Saat itu sudah lewat jam 9 pagi ketika Aku berpapasan dengan penjual burjo (bubur kacang ijo) yang biasa mangkal di sekolah TK anakku. Aku berniat membeli tiga mangkok burjo sekaligus tetapi di bungkus, untuk Aku, istri, dan anakku.
Segera Aku membelokkan motorku dan menghampiri penjualnya. Belum juga turun dari motor dan menyampaikan maksudku, penjual burjo itu sudah tersenyum dan melambaikan tangannya.
"Maaf, Mas, sudah habis," kata penjualnya.
"Yahh ... jam segini koq sudah habis, Pak?"
Aku kecewa dengan situasi seperti ini. Saat perutku lapar tetapi keinginan tidak kesampaian. Bayangan kelezatan semangkok burjo hilang seketika. Aku hanya bisa menelan ludah. Sementara penjual burjo tersenyum lega karena dagangannya telah habis terjual.
Dan pada pagi hari tersebut penjual burjo memperoleh rejeki yang sudah di tetapkan karena usahanya.

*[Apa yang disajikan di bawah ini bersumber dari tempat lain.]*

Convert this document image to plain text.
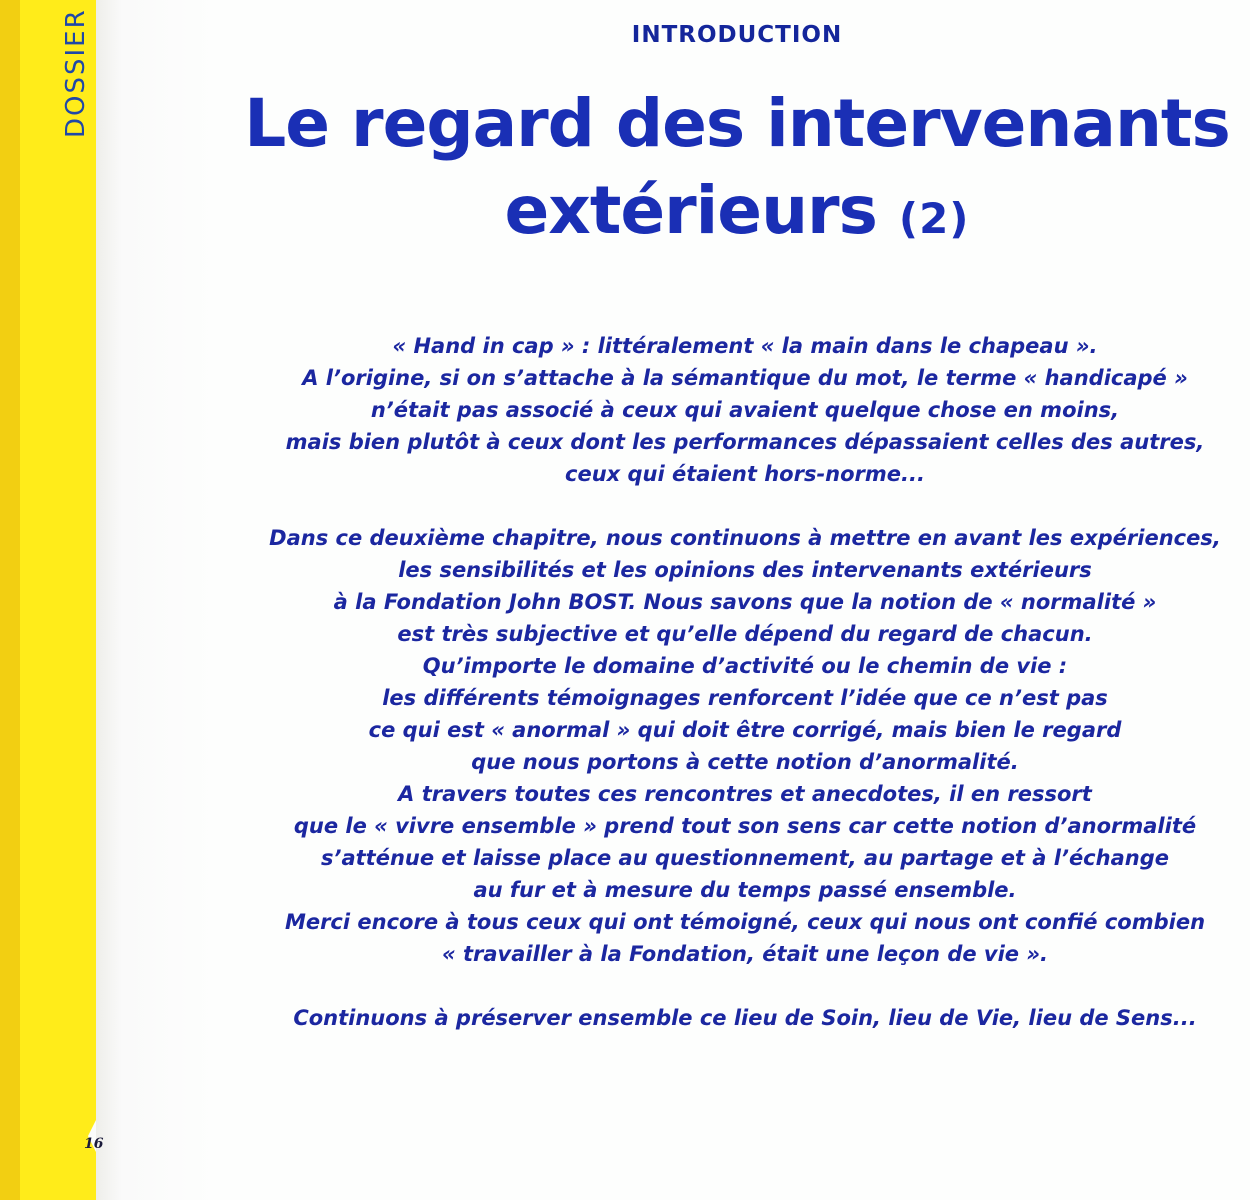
DOSSIER

16

INTRODUCTION
Le regard des intervenants
extérieurs (2)
« Hand in cap » : littéralement « la main dans le chapeau ».
A l’origine, si on s’attache à la sémantique du mot, le terme « handicapé »
n’était pas associé à ceux qui avaient quelque chose en moins,
mais bien plutôt à ceux dont les performances dépassaient celles des autres,
ceux qui étaient hors-norme...
Dans ce deuxième chapitre, nous continuons à mettre en avant les expériences,
les sensibilités et les opinions des intervenants extérieurs
à la Fondation John BOST. Nous savons que la notion de « normalité »
est très subjective et qu’elle dépend du regard de chacun.
Qu’importe le domaine d’activité ou le chemin de vie :
les différents témoignages renforcent l’idée que ce n’est pas
ce qui est « anormal » qui doit être corrigé, mais bien le regard
que nous portons à cette notion d’anormalité.
A travers toutes ces rencontres et anecdotes, il en ressort
que le « vivre ensemble » prend tout son sens car cette notion d’anormalité
s’atténue et laisse place au questionnement, au partage et à l’échange
au fur et à mesure du temps passé ensemble.
Merci encore à tous ceux qui ont témoigné, ceux qui nous ont confié combien
« travailler à la Fondation, était une leçon de vie ».
Continuons à préserver ensemble ce lieu de Soin, lieu de Vie, lieu de Sens...
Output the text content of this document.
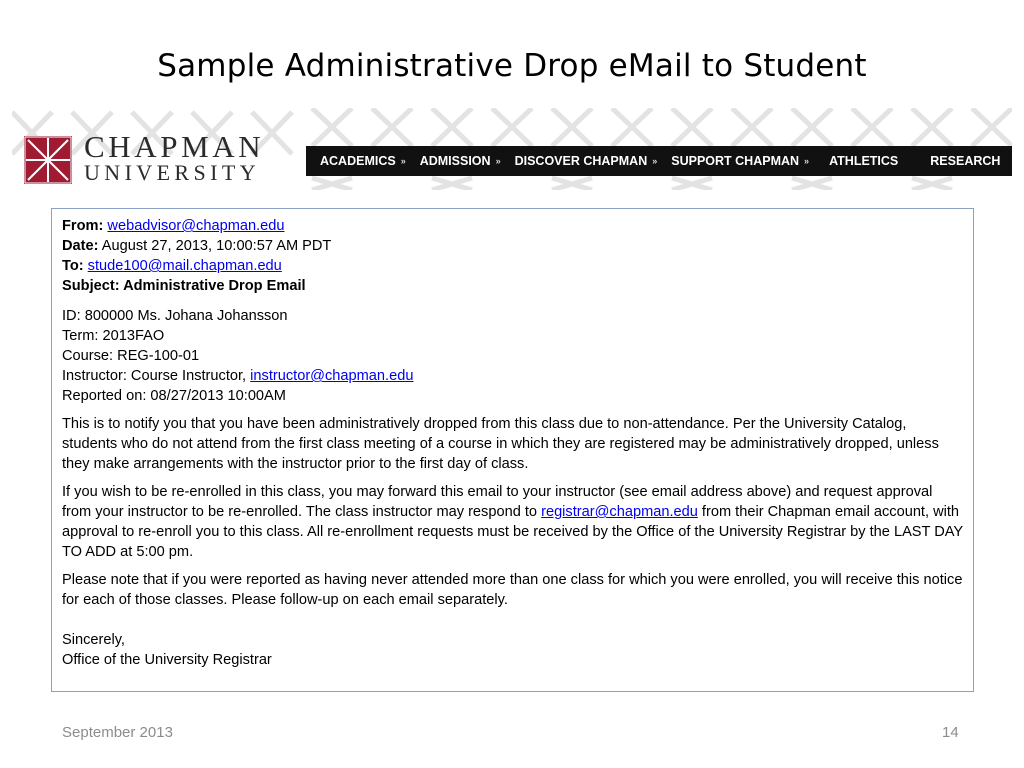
Sample Administrative Drop eMail to Student
CHAPMAN
UNIVERSITY	ACADEMICS » ADMISSION » DISCOVER CHAPMAN » SUPPORT CHAPMAN » ATHLETICS	RESEARCH
From: webadvisor@chapman.edu
Date: August 27, 2013, 10:00:57 AM PDT
To: stude100@mail.chapman.edu
Subject: Administrative Drop Email
ID: 800000 Ms. Johana Johansson
Term: 2013FAO
Course: REG-100-01
Instructor: Course Instructor, instructor@chapman.edu
Reported on: 08/27/2013 10:00AM
This is to notify you that you have been administratively dropped from this class due to non-attendance. Per the University Catalog, students who do not attend from the first class meeting of a course in which they are registered may be administratively dropped, unless they make arrangements with the instructor prior to the first day of class.
If you wish to be re-enrolled in this class, you may forward this email to your instructor (see email address above) and request approval from your instructor to be re-enrolled. The class instructor may respond to registrar@chapman.edu from their Chapman email account, with approval to re-enroll you to this class. All re-enrollment requests must be received by the Office of the University Registrar by the LAST DAY TO ADD at 5:00 pm.
Please note that if you were reported as having never attended more than one class for which you were enrolled, you will receive this notice for each of those classes. Please follow-up on each email separately.
Sincerely,
Office of the University Registrar
September 2013	14
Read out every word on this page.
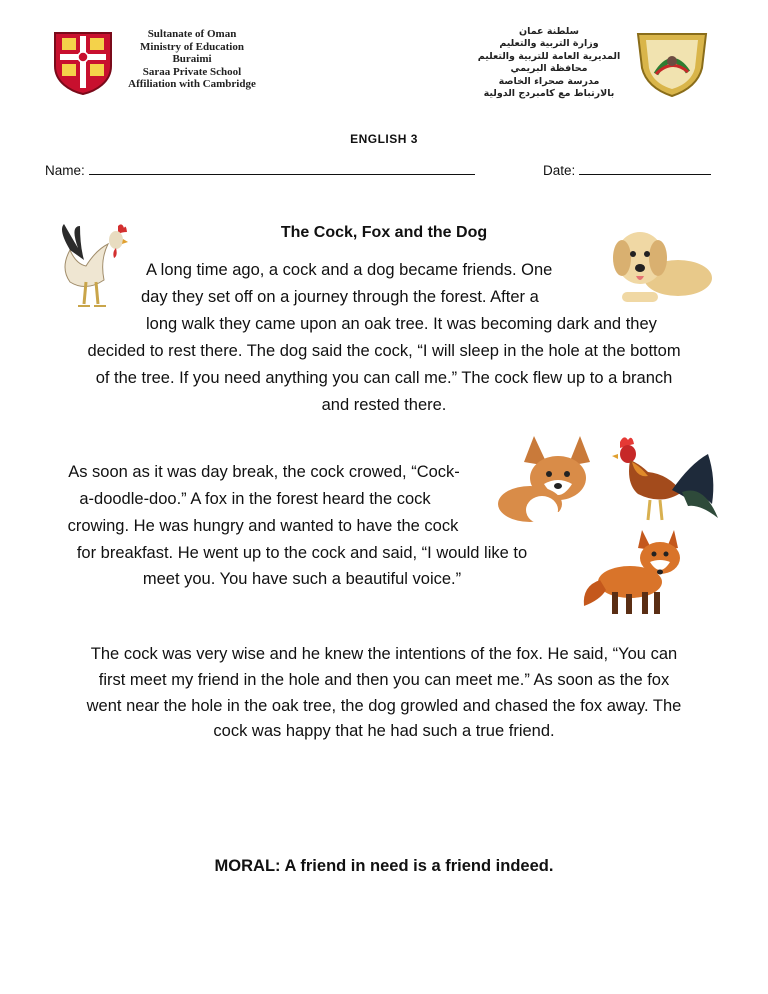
Sultanate of Oman
Ministry of Education
Buraimi
Saraa Private School
Affiliation with Cambridge
سلطنة عمان
وزارة التربية والتعليم
المديرية العامة للتربية والتعليم
محافظة البريمي
مدرسة صحراء الخاصة
بالارتباط مع كامبردج الدولية
ENGLISH 3
Name:	Date:
The Cock, Fox and the Dog
A long time ago, a cock and a dog became friends. One
day they set off on a journey through the forest. After a
long walk they came upon an oak tree. It was becoming dark and they
decided to rest there. The dog said the cock, “I will sleep in the hole at the bottom
of the tree. If you need anything you can call me.” The cock flew up to a branch
and rested there.
As soon as it was day break, the cock crowed, “Cock-
a-doodle-doo.” A fox in the forest heard the cock
crowing. He was hungry and wanted to have the cock
for breakfast. He went up to the cock and said, “I would like to
meet you. You have such a beautiful voice.”
The cock was very wise and he knew the intentions of the fox. He said, “You can
first meet my friend in the hole and then you can meet me.” As soon as the fox
went near the hole in the oak tree, the dog growled and chased the fox away. The
cock was happy that he had such a true friend.
MORAL: A friend in need is a friend indeed.
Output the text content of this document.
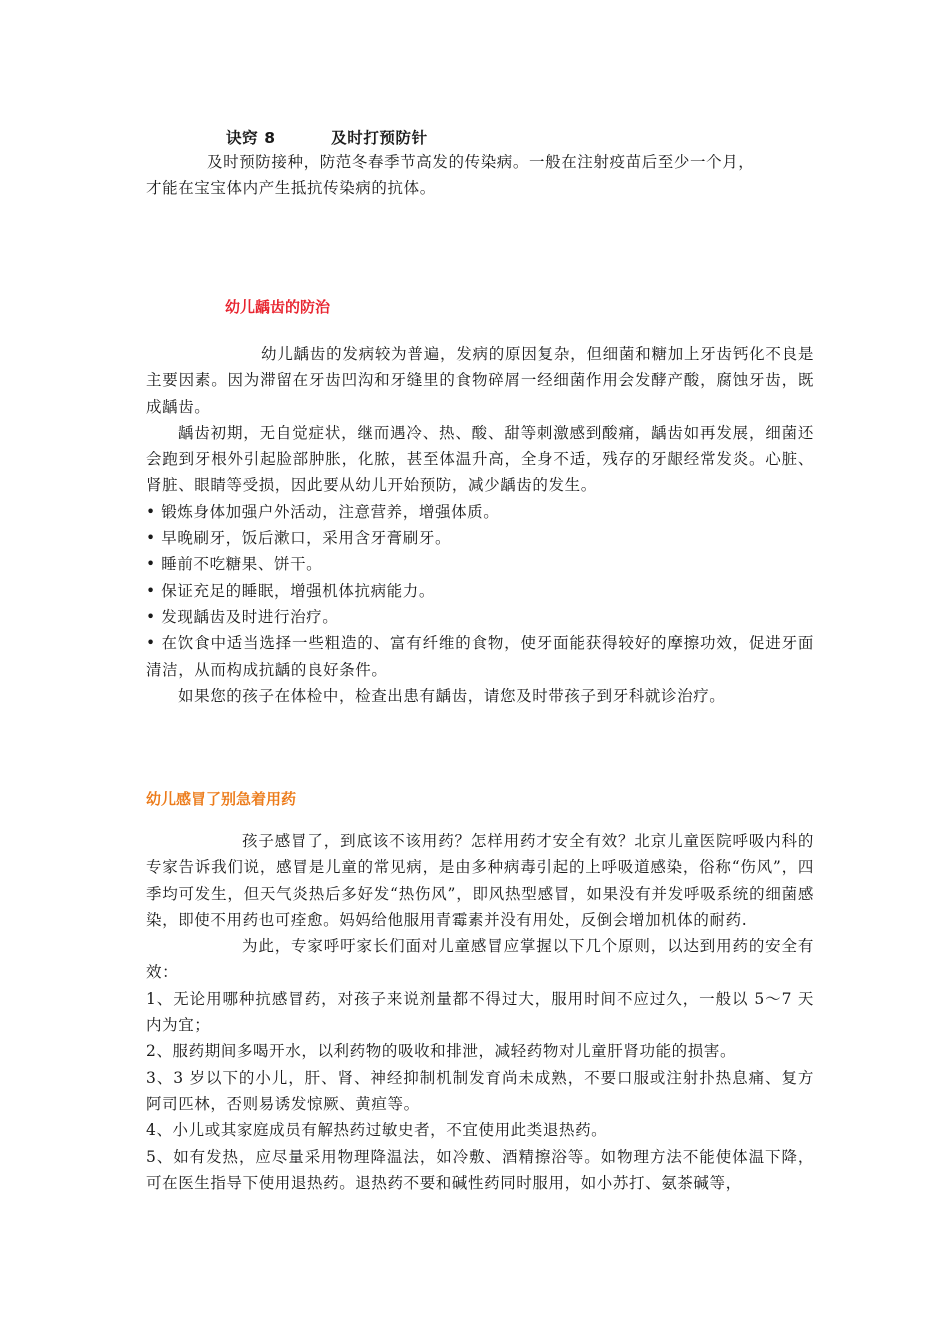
诀窍 8	及时打预防针
及时预防接种，防范冬春季节高发的传染病。一般在注射疫苗后至少一个月，
才能在宝宝体内产生抵抗传染病的抗体。
幼儿龋齿的防治

幼儿龋齿的发病较为普遍，发病的原因复杂，但细菌和糖加上牙齿钙化不良是主要因素。因为滞留在牙齿凹沟和牙缝里的食物碎屑一经细菌作用会发酵产酸，腐蚀牙齿，既成龋齿。

龋齿初期，无自觉症状，继而遇冷、热、酸、甜等刺激感到酸痛，龋齿如再发展，细菌还会跑到牙根外引起脸部肿胀，化脓，甚至体温升高，全身不适，残存的牙龈经常发炎。心脏、肾脏、眼睛等受损，因此要从幼儿开始预防，减少龋齿的发生。

• 锻炼身体加强户外活动，注意营养，增强体质。

• 早晚刷牙，饭后漱口，采用含牙膏刷牙。

• 睡前不吃糖果、饼干。

• 保证充足的睡眠，增强机体抗病能力。

• 发现龋齿及时进行治疗。

• 在饮食中适当选择一些粗造的、富有纤维的食物，使牙面能获得较好的摩擦功效，促进牙面清洁，从而构成抗龋的良好条件。

如果您的孩子在体检中，检查出患有龋齿，请您及时带孩子到牙科就诊治疗。

幼儿感冒了别急着用药

孩子感冒了，到底该不该用药？怎样用药才安全有效？北京儿童医院呼吸内科的专家告诉我们说，感冒是儿童的常见病，是由多种病毒引起的上呼吸道感染，俗称“伤风”，四季均可发生，但天气炎热后多好发“热伤风”，即风热型感冒，如果没有并发呼吸系统的细菌感染，即使不用药也可痊愈。妈妈给他服用青霉素并没有用处，反倒会增加机体的耐药.

为此，专家呼吁家长们面对儿童感冒应掌握以下几个原则，以达到用药的安全有效：

1、无论用哪种抗感冒药，对孩子来说剂量都不得过大，服用时间不应过久，一般以 5～7 天内为宜；

2、服药期间多喝开水，以利药物的吸收和排泄，减轻药物对儿童肝肾功能的损害。

3、3 岁以下的小儿，肝、肾、神经抑制机制发育尚未成熟，不要口服或注射扑热息痛、复方阿司匹林，否则易诱发惊厥、黄疸等。

4、小儿或其家庭成员有解热药过敏史者，不宜使用此类退热药。

5、如有发热，应尽量采用物理降温法，如冷敷、酒精擦浴等。如物理方法不能使体温下降，可在医生指导下使用退热药。退热药不要和碱性药同时服用，如小苏打、氨茶碱等，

Mengapa Aku tidak bisa ikut bersyukur dan merasa gembira dengan keadaan ini?
Karena Aku punya kepentingan yang tidak terpenuhi di sana. Aku tidak peduli dengan usahanya ... dengan rejekinya ... dengan semuanya .... Aku hanya ingin memenuhi nafsu laparku saja tanpa memperdulikan kepentingan keinginan orang lain.
Aku tidak bisa melihat hakikat syukur yang sebenarnya pada keadaan ini. Dan ini masih sering terjadi di sisi-sisi lain kehidupan manusia pada umumnya.
Astaghfirullah ....
Aku hanya melihat keadaan ini dengan kacamataku. Sedangkan penjual burjo itu melihat dengan kacamatanya. Kacamataku memberikan sudut pandang yang berbeda dengan kacamatanya. Andai saja Aku mau meminjam kacamatanya sejenak, mungkin akan terlihat indah kehidupan ini. Dan Aku dapat merasakan hakikat syukur dalam kondisi apapun.